Some of us would even like to get rid of that old CD collection from the 90s, but how can we do it? Are they recyclable? There are special waste spots for this kind of material? What kind of material is a DVD or CD made of, by the way?
CDs are made of materials like polycarbonate plastic and aluminum and although this are highly recyclable materials (they are considered a class 7 recyclable plastic), they are not accepted in the normal recycle bins. You can learn more here.
Meanwhile, what can you do to recycle old DVDs and CDs? You can donate them to a second-hand store or music reseller – maybe even a DJ. You can also donate to small village associations or charity institutions. You can make a creative DIY project (or several). Click here for some ideas.

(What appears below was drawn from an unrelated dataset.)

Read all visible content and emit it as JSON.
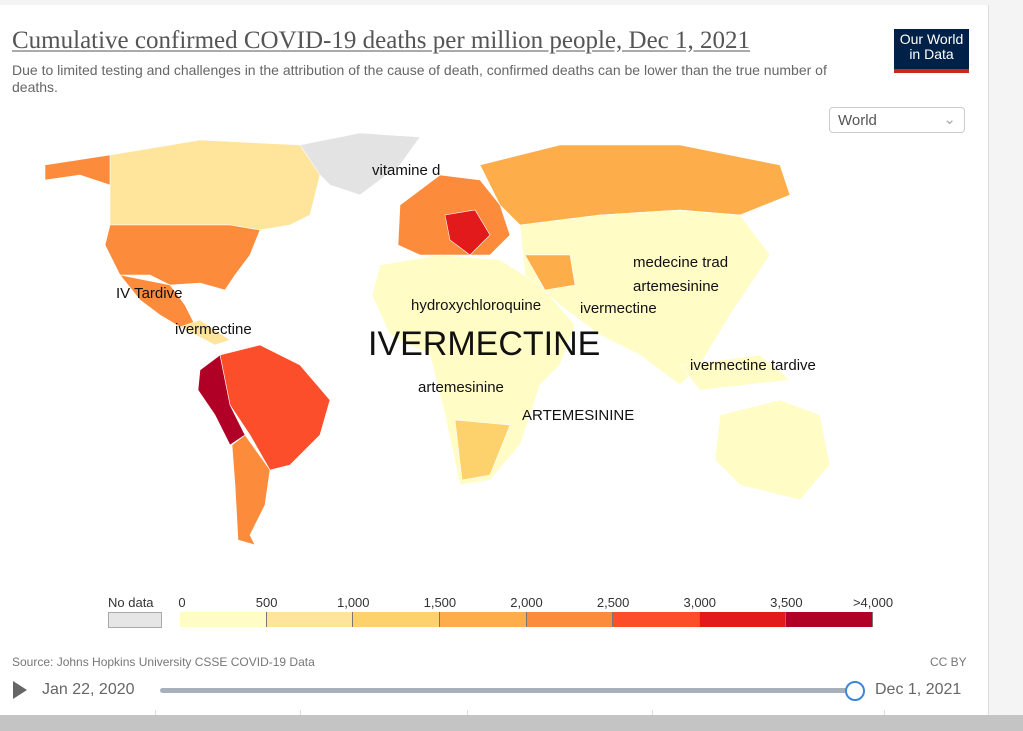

If you just want to get rid of them, there are recycling centers for CDs and DVDs everywhere around the world. If you live in the USA, for example, you can contact the CD Recycling Center of America here, whereas if you live in Portugal you can contact Chronopost through Quercus here.
Whatever is your choice for disposing CDs and DVDs, please just don’t toss these in the common trash bins because they will end up in a landfill decomposing. They’ll release Bisphenol A (BPA) into the soil during the process and this industrial chemical is harmful for every living creature. Besides, they take approximately 1 million years to decompose. The plastic cases are even worse because they are produced from polyvinylchloride (PVC) which is a human carcinogen.
Choose wisely what to do with that old music and films.